Left: Binding force between ibuprofen and human serum albumin (HSA). Albumin was covalently immobilized on glutaraldehyde modified gold substrates, while the AFM-tip was functionalized with ibuprofen. In this case, the magnitude of the force was about 100 nm. Force spectroscopy experiments deliver a value of 0.6 nm for the distance to the transition state, and 0.055 s−1 for the dissociation rate constant.
Middle: Interaction between the toxin protein Cyt2Aa2 and its mutant T144A with a model lipid layer consisting of 1:1 SM:DOPC. Wild type and mutant interact differently with the lipid bilayer as the final topography images show. The surface topography (height images) were taken in tapping mode (scan rate 1Hz) at 298 K in PBS solution (after 120 minutes of exposing the bilayer to the protein). Representative surface profiles (cross section) are also presented (with thicknesses ranging from 1 to 3 nm). Cholesterol was a determine factor for toxin adsorption (not shown here). Notation: 1,2-dioleoyl-sn-glycero-3-phosphocholine (DOPC), chicken egg yolk sphingomyelin (SM).
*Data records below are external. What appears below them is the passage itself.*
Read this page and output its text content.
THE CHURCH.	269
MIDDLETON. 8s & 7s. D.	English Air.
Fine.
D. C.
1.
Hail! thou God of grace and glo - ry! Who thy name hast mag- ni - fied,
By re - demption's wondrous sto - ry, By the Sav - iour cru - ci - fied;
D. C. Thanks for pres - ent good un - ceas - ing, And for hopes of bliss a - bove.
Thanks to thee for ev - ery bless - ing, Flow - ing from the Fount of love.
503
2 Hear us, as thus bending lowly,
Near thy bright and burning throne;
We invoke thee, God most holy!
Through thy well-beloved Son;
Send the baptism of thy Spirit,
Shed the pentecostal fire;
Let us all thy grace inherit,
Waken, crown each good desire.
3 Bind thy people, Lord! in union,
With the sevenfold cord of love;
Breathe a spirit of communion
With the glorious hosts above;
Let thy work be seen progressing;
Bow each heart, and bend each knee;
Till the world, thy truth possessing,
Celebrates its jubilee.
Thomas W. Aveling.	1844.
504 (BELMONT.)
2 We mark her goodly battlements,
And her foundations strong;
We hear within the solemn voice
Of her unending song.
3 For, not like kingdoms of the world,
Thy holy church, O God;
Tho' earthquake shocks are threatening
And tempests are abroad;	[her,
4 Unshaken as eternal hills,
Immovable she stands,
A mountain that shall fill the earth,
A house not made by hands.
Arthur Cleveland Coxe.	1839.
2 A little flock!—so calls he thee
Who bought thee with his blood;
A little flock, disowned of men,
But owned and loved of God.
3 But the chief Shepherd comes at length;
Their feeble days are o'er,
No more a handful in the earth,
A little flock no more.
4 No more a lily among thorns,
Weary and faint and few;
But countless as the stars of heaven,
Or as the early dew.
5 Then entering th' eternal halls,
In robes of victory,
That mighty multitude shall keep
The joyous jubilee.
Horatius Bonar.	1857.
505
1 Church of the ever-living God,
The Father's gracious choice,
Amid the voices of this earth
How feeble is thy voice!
Right: The fluorescence emission spectra for the HSA–Quercetin system (excitation λ = 280 nm, inset λ = 295 nm) at T = 310.15 K, and pH = 7.4. The HSA concentration was constant (10 × 10−6 M) while the Quercetin concentration was increased from 0 to 80 × 10−6 M. The presence of Quercetin quenches HSA intrinsic fluorescence. For Quercetin a notable blue shift at the maximum wavelength was also observed, which suggests a decline in polarity, and an increase in hydrophobicity.